Para outros, a prática fere princípios éticos e espirituais, pois seria uma violação
da sacralidade da vida.
Luciana reconhece que o caminho será longo.
“Não estamos falando de cometer eutanásia em crianças ou pessoas sem capacidade
decisória, mas em adultos lúcidos, conscientes e com diagnósticos
irreversíveis”, explica. O objetivo, segundo ela, é trazer racionalidade e
empatia a uma pauta que costuma ser tratada apenas com medo ou preconceito.
O
mundo e a morte assistida
Atualmente, pouco mais de dez países permitem
algum tipo de morte assistida. Em alguns, a legislação contempla apenas a
eutanásia (quando um profissional aplica uma substância letal a pedido do
paciente); em outros, o suicídio assistido (quando o paciente toma o
medicamento por conta própria, sob supervisão médica). Há ainda países que
permitem ambas as práticas.
O Uruguai é o caso mais recente: o Senado
aprovou um projeto que descriminaliza e regulamenta a eutanásia, aguardando
apenas a promulgação pelo presidente Yamandu Orsi, que já demonstrou apoio à
lei.
Entre todos os países que tratam do tema,
apenas a Suíça aceita receber estrangeiros para o procedimento, na modalidade
de suicídio assistido — o que tem feito do país um destino controverso para
pessoas que desejam morrer com dignidade.
A
criação da “Eu Decido”
A iniciativa de fundar a Eu Decido nasceu do
diálogo entre profissionais e pensadores de diferentes áreas — médicos,
advogados, psicólogos, jornalistas e artistas — que já vinham discutindo o tema
de forma isolada. Entre eles estão nomes como Andreas Kisser, músico e
idealizador do Movimento Mãetrícia; Adriano Silva, autor do livro “O Dia em Que
Eva Decidiu Morrer”; e Vitor Hugo Brandalise, jornalista e autor de “O Último
Abraço: Uma História Real Sobre Eutanásia no Brasil”.

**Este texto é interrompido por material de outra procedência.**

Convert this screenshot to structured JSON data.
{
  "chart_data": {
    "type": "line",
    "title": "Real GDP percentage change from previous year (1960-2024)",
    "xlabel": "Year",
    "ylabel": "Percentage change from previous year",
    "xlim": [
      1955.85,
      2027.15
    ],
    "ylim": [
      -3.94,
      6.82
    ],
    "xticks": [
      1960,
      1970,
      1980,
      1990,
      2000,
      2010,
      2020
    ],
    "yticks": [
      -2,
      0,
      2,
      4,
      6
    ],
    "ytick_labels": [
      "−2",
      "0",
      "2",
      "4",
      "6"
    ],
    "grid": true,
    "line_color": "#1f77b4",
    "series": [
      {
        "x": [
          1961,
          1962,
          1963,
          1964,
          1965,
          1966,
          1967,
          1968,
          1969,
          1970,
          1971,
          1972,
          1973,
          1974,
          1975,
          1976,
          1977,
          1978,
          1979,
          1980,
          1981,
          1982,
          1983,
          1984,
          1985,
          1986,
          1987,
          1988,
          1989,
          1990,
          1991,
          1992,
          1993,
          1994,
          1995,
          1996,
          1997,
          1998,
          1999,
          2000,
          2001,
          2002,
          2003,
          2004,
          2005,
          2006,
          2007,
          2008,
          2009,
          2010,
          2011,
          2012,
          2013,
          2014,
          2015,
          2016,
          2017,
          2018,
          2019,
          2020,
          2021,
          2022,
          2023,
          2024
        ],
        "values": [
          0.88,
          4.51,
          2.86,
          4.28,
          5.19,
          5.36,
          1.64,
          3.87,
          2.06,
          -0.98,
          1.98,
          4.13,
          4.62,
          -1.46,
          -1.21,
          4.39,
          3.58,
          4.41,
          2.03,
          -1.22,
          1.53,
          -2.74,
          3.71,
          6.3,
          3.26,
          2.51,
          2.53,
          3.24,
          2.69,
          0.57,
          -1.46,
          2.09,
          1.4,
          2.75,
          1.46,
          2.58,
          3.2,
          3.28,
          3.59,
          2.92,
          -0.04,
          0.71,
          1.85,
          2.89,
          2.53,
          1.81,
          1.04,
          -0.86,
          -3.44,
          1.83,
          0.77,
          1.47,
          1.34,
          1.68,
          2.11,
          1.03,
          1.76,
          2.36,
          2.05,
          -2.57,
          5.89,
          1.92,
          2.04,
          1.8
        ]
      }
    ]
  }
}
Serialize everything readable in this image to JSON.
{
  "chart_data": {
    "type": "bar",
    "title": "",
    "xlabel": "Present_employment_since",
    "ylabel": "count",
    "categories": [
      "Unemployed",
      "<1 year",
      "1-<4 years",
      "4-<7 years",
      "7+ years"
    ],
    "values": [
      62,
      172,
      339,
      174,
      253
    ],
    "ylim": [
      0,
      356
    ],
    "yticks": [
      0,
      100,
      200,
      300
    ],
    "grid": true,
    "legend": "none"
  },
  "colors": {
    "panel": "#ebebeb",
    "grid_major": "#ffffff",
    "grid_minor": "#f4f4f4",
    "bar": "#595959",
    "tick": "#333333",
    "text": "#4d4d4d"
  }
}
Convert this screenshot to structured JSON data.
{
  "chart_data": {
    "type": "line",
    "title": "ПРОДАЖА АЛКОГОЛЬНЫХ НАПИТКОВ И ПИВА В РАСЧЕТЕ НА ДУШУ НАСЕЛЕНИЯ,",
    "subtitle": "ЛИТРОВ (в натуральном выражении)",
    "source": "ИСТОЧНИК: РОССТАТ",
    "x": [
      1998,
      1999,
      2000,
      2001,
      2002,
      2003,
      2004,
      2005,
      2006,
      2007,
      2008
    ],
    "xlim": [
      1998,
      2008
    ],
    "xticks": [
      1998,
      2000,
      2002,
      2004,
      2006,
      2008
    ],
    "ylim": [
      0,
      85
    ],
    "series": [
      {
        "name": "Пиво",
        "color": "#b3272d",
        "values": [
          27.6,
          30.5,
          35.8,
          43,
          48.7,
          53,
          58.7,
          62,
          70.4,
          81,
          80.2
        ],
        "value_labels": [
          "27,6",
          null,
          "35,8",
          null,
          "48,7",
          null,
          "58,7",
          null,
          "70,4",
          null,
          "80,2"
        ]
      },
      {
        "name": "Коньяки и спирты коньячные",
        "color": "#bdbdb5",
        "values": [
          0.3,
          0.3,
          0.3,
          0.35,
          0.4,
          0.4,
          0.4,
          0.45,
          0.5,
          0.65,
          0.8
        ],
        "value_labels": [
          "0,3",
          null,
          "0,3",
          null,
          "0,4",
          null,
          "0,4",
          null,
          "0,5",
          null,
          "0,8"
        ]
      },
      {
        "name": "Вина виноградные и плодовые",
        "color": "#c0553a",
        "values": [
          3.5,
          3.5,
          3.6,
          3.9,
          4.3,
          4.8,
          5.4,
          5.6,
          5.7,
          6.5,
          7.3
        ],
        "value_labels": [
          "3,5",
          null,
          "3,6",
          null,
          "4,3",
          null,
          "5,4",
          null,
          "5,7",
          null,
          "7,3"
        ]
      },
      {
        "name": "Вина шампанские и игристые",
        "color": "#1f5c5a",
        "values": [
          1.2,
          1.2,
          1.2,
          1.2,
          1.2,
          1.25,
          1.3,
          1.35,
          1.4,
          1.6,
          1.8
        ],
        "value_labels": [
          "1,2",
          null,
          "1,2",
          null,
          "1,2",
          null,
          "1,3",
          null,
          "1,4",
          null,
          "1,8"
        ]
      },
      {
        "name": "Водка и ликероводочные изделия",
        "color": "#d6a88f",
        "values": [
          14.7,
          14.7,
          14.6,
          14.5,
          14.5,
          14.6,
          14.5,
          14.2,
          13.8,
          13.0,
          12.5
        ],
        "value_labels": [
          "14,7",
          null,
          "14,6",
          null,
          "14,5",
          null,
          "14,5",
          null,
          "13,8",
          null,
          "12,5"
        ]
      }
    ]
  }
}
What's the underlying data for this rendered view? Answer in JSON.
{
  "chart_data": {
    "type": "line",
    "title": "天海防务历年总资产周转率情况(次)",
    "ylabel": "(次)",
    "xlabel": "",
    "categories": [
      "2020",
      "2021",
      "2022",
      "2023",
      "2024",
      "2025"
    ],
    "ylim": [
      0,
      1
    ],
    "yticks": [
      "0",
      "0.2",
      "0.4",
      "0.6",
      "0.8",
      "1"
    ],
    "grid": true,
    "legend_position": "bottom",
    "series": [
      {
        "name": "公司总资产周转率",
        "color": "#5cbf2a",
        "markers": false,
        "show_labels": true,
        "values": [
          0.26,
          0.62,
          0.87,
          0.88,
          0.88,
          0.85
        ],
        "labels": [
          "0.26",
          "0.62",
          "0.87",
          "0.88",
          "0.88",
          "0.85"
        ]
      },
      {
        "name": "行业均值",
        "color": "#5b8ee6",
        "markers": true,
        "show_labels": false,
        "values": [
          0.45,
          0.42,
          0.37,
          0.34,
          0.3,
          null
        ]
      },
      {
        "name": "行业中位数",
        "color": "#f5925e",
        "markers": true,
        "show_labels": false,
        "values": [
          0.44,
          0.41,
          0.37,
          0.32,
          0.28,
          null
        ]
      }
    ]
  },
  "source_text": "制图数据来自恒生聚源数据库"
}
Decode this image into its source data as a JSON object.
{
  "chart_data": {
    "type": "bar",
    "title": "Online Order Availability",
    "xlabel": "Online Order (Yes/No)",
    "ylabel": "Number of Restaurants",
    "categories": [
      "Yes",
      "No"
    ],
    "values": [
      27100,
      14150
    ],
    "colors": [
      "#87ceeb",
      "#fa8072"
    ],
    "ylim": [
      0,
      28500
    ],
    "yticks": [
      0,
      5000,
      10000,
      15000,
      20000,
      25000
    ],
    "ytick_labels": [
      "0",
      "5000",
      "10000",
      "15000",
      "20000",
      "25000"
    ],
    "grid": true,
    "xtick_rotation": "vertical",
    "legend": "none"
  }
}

Luciana conta que, após conhecer associações
similares na Suíça, Holanda e Espanha, percebeu que o Brasil carecia de uma
instituição que tratasse o assunto de forma ética, técnica e humanizada. “Achei
que era chegada a hora, mesmo com o país vivendo um momento de polarização
social e política importante”, afirma.
Morrer com dignidade: um novo olhar sobre o
fim da vida
O objetivo da Eu Decido não é apenas lutar por
uma mudança legal, mas também transformar a maneira como o país encara o fim da
vida. A morte, segundo Luciana, precisa deixar de ser um tema proibido e passar
a ser vista como parte do ciclo natural da existência.
“Discutir o processo de
morrer é também falar de autonomia, compaixão e dignidade. É entender que
prolongar o sofrimento nem sempre é um ato de amor”, resume a ativista.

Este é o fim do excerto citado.